Intel’s and Mobileye Global’s valuation
I can see Intel offer more shares for Mobileye Global in the coming months or quarters as the current hype surrounding artificial intelligence has led to strong price appreciation for those companies that are active in the space… which makes it a good time for Intel to cash in on the AI buzz. Mobileye Global’s shares is now highly valued with a P/E ratio of 50X while Intel itself is trading at a P/E ratio of 17.5X.

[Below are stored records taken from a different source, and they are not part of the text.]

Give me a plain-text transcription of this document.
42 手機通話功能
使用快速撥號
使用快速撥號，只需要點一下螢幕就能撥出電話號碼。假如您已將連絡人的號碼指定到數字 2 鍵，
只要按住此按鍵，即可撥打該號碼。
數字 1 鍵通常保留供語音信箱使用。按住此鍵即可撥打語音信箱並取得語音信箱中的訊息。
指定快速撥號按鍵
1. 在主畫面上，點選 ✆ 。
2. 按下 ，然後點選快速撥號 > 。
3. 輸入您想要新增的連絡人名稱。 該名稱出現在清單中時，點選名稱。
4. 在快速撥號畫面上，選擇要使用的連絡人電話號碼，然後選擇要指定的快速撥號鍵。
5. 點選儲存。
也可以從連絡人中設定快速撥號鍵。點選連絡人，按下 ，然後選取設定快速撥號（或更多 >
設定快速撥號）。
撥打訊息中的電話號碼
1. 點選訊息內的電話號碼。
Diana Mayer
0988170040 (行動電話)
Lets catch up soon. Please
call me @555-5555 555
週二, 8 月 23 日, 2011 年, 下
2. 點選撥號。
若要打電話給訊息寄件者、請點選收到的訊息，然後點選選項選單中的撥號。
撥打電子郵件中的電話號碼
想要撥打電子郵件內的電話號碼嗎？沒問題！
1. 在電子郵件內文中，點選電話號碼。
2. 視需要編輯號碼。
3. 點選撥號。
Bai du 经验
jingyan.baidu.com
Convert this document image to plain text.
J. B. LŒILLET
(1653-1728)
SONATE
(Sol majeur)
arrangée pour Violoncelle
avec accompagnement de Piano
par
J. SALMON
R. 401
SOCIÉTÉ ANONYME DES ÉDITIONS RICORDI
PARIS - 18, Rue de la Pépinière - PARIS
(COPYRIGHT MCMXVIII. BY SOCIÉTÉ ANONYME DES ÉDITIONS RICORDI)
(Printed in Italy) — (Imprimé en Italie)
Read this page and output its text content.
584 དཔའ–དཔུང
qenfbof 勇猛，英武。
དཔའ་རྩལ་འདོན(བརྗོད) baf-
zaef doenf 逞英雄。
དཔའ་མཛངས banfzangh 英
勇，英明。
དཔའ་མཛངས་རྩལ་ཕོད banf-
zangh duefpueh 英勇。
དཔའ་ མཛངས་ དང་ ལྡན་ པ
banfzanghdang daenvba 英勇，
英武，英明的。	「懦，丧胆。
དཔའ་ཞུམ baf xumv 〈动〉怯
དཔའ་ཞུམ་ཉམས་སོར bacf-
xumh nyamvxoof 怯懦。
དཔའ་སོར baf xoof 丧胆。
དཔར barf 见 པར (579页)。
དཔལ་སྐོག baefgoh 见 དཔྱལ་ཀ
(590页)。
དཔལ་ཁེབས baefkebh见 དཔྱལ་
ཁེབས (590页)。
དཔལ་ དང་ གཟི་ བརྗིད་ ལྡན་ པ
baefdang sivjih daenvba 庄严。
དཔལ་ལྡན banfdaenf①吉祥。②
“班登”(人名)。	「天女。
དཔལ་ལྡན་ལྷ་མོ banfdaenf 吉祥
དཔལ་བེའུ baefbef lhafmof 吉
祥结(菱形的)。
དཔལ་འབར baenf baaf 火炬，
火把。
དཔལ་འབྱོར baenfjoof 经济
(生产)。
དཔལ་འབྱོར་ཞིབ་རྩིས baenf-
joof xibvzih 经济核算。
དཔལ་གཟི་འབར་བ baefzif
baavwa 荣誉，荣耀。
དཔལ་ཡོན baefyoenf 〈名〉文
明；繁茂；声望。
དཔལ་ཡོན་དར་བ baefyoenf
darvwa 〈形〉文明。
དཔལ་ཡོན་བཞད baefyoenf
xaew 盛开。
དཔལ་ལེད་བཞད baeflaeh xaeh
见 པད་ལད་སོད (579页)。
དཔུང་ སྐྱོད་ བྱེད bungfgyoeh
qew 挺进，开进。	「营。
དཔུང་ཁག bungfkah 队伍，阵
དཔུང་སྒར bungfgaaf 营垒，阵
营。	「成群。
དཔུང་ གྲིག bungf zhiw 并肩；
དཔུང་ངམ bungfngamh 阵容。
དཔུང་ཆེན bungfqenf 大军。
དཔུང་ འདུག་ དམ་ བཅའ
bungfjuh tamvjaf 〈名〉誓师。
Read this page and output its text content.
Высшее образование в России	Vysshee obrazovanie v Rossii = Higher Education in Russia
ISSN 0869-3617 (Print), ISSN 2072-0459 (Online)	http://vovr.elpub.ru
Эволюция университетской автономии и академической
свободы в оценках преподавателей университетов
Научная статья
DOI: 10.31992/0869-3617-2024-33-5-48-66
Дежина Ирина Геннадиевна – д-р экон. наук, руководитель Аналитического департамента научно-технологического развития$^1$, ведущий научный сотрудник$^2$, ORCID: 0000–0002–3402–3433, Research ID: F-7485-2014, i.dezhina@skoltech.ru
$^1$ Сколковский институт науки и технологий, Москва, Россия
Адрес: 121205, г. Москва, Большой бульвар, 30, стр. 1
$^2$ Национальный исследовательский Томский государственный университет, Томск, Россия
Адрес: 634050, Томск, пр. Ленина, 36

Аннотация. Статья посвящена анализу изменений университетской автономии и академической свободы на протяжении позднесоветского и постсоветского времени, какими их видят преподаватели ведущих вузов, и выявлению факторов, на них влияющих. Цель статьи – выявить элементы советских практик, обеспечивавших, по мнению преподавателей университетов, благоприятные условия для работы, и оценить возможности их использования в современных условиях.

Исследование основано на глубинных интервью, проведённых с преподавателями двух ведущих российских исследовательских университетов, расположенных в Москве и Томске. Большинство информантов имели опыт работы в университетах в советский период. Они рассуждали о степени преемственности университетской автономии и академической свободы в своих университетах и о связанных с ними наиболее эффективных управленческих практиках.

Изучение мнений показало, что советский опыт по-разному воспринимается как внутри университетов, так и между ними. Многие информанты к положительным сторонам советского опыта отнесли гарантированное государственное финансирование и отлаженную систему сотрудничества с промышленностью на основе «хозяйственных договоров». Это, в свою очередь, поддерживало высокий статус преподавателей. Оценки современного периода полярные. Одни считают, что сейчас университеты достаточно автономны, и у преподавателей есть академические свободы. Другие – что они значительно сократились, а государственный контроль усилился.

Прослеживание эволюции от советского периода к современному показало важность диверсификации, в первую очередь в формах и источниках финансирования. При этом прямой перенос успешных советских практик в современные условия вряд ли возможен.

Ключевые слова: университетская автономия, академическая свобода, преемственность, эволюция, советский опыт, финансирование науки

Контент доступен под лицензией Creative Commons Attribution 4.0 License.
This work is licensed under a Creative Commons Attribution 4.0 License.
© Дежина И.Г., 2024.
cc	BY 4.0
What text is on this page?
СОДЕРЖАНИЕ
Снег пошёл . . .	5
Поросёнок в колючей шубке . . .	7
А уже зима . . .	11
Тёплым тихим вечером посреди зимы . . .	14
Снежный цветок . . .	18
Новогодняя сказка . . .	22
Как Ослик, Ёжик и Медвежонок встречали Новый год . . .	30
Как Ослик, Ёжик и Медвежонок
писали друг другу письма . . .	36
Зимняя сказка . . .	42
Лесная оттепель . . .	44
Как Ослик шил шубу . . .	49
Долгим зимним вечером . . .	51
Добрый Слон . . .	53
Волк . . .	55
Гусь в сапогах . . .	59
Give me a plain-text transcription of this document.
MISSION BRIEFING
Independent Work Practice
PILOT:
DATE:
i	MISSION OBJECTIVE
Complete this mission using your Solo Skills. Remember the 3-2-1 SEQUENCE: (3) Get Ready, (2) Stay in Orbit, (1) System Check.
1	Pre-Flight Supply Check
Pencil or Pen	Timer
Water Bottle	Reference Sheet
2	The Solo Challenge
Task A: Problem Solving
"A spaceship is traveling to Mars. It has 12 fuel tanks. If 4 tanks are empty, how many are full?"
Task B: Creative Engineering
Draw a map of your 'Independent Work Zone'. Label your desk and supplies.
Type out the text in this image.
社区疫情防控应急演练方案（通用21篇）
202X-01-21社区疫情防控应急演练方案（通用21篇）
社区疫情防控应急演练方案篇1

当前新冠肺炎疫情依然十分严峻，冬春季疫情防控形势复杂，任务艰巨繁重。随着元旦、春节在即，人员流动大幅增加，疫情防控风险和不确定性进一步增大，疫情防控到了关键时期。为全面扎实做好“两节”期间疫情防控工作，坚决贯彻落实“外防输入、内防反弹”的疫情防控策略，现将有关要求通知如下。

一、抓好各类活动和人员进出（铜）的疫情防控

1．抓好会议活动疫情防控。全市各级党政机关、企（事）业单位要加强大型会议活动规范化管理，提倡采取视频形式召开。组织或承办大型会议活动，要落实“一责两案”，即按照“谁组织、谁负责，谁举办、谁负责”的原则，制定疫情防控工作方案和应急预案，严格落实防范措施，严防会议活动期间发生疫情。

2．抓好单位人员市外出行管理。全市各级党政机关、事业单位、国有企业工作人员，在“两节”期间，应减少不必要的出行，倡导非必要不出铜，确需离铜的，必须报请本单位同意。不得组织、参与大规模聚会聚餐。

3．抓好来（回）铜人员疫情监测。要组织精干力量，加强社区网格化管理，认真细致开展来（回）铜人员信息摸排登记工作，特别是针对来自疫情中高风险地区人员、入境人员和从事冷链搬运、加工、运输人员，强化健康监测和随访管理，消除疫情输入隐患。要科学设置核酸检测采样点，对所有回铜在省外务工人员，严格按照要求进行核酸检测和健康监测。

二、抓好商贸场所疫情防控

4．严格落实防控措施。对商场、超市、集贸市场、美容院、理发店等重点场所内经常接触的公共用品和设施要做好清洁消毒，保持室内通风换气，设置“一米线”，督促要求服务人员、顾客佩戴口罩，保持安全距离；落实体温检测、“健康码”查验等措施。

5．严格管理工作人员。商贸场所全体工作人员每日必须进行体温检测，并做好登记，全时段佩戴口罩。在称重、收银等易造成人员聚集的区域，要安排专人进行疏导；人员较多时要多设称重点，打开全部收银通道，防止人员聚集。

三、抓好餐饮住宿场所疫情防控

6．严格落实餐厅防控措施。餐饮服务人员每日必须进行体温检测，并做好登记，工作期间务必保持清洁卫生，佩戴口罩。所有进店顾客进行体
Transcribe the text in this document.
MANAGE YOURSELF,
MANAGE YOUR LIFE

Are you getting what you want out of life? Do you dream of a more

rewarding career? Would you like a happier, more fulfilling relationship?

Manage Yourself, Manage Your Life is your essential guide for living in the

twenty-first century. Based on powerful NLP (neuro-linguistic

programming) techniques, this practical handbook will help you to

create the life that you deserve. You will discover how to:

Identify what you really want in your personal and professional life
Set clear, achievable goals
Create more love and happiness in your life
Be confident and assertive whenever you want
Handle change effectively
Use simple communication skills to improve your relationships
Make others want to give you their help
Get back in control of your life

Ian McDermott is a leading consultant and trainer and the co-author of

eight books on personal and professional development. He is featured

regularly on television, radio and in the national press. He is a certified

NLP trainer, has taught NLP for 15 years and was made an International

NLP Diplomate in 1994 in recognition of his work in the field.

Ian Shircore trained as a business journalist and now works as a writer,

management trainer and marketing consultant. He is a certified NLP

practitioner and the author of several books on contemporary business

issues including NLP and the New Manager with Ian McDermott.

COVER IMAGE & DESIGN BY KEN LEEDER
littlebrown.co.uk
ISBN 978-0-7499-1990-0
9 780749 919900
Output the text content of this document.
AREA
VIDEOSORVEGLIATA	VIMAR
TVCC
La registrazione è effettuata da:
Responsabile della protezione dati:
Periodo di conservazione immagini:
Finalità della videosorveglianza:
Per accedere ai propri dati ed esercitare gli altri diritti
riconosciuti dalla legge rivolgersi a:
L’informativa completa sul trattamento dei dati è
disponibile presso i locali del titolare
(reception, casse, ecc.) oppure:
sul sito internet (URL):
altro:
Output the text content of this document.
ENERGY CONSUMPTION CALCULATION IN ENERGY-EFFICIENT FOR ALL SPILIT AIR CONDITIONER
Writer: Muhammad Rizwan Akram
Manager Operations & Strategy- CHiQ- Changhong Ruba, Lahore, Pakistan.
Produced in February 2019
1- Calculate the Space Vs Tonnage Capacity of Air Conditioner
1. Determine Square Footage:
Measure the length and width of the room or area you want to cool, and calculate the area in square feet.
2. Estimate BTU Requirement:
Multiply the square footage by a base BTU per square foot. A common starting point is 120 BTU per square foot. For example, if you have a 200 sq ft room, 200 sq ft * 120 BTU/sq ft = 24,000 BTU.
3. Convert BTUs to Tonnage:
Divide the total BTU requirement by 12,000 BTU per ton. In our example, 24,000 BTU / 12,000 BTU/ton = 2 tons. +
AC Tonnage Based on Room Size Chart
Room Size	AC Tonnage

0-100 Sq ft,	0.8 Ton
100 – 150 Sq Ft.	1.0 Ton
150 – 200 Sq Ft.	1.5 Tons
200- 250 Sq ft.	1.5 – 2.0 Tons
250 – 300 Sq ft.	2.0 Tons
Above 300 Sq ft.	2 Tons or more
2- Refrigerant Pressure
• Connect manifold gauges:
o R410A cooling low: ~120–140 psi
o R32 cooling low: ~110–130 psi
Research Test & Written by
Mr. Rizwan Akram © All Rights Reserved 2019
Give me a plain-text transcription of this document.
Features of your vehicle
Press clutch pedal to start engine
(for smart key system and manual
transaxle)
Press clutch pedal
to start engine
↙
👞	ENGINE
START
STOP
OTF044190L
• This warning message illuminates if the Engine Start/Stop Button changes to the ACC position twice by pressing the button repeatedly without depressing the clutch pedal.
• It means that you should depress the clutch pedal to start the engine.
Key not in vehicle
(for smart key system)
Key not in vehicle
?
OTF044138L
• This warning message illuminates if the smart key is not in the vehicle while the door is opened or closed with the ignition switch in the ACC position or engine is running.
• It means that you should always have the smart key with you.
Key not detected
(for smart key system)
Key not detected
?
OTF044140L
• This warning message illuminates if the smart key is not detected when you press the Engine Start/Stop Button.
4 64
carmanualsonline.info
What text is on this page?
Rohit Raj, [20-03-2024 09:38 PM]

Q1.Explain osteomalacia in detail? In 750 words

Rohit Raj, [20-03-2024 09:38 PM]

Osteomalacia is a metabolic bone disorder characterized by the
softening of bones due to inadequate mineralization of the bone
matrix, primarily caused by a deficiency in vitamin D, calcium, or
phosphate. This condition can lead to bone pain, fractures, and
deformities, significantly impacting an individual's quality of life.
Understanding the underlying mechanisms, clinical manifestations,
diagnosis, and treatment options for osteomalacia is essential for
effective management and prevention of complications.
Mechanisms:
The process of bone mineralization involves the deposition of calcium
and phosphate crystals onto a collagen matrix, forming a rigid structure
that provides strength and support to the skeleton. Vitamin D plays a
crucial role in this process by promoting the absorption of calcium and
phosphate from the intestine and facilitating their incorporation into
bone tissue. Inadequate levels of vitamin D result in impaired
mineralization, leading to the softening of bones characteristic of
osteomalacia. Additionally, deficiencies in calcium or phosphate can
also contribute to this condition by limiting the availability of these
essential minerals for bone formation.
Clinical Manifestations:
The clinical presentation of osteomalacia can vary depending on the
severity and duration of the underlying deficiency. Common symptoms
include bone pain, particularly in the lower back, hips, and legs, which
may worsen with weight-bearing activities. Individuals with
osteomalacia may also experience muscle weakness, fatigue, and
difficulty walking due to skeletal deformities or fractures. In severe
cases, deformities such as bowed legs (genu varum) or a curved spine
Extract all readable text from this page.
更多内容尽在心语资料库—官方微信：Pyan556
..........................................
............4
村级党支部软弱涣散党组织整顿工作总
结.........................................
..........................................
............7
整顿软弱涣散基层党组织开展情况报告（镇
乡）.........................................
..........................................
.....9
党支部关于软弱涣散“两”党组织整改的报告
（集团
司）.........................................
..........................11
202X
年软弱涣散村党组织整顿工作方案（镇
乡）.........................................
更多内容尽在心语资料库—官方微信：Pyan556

Mobileye Global also has much stronger top line growth prospects than Intel. Mobileye Global is expected to see 13% top line growth this year and 32% revenue growth in FY 2024 as more car companies are set to include autonomous driving technology. Intel, on the other hand, has much less attractive growth prospects with consensus estimates calling for (18)% revenue growth in FY 2023 and 13% in FY 2024.
Risks with Intel
The biggest risk for Intel, as I see it, is the continual degradation of the consumer electronics market which has seen a sharp fall in shipments of PCs, notebooks and tablets in the last year. There is also a considerable risk that Intel will have to cut its dividend if free cash flow does not recover. What would change my mind about Intel is if the company reported a stabilization of its revenues and saw a positive EPS revision trend.
Final thoughts
Intel’s secondary stock offering of Mobileye Global shares shows that the company is looking for ways to cash in on the AI buzz which has captured the imagination of investors, especially after Nvidia presented its blow-out outlook for the second fiscal quarter due to enormous demand for its artificial intelligence chips. As Intel transitions to build more foundries going forward and given the high valuations of companies such as Mobileye Global that are at the very center of the emerging AI revolution, I believe Intel is going to offer even more shares of Mobileye Global in the near future. Intel’s prospects, however, have not changed very much for because of the secondary stock offering and I continue to rate Intel as a sell due to demand weakness, top line pressure in its core market and dividend risks.